A 28-STONE Limerickman is envious of those who have just a stone or two to lose in the new year.
After dropping 13 stone last year, Gary Kirwan is hoping to lose another 12 stone this year to prepare himself to take on the challenge of a lifetime.
Mr Kirwan, who ran the Dublin marathon last year in just under 11 hours, has set himself an ambitious goal of running an ultra-marathon in 2013.
The 31 year-old from Corbally aims is to run the Sahara marathon - a staggering 252km over five days in Morocco - in April 2013.
“I’m doing this for me. It just appeals to me and I’ve come so far, I really want to test myself and see can I do it,” he told the Limerick Leader.
“I decided last August I wanted something major to aim towards. I read about lots of events and said they weren’t for me. My weight has held me back from doing tons of stuff but when I saw this I figured ‘why not’? My diet has to continue, and I’ll have to get down to around 16 stone and be very fit to do it,” he explained.
Last month he completed the Dublin city marathon in 10 hours and 46 minutes, and at that stage vowed to himself that he was going to run or walk an even bigger race.
He now weighs 28 stone, down 13 stone from his heaviest weight of 41 stone with the help of the Motivation weight management clinic.
He plans to do a triathlon this year, and run the Dublin marathon again to prepare for the gruelling Sahara race.
“It will be a major test for myself to see if I can do it,” he said. Mr Kirwan spoke out to encourage others to try to stick to their new year resolutions.
“I hear people talking about the weight they have to lose, and I would love to be at the stage where I only have a stone or two to lose.
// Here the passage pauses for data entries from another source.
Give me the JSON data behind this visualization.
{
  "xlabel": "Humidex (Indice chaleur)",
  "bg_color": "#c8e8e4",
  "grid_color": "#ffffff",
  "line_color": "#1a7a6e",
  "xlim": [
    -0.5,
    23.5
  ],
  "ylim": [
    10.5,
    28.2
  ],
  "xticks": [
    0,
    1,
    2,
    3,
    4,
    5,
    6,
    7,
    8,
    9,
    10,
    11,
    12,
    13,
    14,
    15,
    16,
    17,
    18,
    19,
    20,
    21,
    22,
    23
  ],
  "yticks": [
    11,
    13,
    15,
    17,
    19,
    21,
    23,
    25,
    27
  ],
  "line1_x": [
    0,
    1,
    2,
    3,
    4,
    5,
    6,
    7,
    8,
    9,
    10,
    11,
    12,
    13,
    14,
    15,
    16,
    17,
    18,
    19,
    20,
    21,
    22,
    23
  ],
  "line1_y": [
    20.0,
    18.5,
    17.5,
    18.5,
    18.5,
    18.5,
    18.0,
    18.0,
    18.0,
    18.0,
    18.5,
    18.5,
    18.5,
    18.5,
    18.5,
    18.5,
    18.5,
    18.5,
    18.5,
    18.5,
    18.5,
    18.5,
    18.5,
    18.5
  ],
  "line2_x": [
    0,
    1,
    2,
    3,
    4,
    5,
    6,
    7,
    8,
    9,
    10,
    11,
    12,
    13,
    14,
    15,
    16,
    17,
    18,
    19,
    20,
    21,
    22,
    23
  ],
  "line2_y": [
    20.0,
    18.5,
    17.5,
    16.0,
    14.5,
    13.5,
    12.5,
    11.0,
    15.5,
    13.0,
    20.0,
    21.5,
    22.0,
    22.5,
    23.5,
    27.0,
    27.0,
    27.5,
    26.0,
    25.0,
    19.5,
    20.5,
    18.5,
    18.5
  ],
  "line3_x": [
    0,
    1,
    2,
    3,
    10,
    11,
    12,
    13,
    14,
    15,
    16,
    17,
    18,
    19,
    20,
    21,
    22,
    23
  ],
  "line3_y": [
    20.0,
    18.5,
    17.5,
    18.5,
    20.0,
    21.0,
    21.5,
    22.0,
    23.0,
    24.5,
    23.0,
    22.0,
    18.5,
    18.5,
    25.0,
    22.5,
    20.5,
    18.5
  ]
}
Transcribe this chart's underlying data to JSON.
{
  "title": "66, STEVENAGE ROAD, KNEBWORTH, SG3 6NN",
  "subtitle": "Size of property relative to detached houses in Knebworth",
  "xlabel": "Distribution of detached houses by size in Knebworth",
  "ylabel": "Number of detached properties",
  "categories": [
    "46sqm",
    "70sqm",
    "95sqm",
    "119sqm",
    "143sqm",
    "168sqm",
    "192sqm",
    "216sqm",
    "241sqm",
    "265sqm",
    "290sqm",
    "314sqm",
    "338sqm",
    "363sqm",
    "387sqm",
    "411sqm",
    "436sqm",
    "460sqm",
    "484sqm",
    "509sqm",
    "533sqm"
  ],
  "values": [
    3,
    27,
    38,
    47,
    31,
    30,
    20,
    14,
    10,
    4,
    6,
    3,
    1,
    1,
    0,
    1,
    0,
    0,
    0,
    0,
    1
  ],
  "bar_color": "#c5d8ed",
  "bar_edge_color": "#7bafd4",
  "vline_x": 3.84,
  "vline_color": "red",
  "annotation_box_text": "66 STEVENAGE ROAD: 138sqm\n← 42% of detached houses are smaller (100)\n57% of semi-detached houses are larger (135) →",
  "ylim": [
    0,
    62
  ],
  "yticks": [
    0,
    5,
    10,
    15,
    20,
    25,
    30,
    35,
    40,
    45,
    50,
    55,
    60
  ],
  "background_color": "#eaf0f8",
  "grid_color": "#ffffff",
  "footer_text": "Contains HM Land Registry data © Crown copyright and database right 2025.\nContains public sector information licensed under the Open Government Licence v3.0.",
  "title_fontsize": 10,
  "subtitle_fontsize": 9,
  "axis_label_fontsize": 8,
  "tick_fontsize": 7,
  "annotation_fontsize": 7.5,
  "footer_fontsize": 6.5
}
The only thing I can say is you have to keep with it; everyone has good days and bad days,” he said.
He will be seeking sponsorship for the Sahara trip which could cost in the region of €15,000, including training and physiotherapy.
Mr Kirwan said completing the 32nd Dublin City Marathon in December last was an “unbelievable” experience, even though he was the last person to cross the finishing line.
After struggling to find a scales that could weigh him accurately, he contacted the show in the Fix it Friday slot this time last year to help him determine how much his weight had ballooned since losing his job.
The six foot two inch man has since helped countless others to lose weight thanks to his own personal ‘operation transformation’.
Sticking with a rigid diet can “get a bit mundane, and you can get a bit bored”, but he said the whole process is “exciting” and is opening up “a whole new world” to him.
“This time last year I really thought there was no one out there my size. I’m trying to get the message out that if I can do it anyone can, ” he said.
He now walks for eight hours a week, swims every day and does four personal training sessions a week, while his strict diet largely consists of chicken breasts, white fish, and vegetables.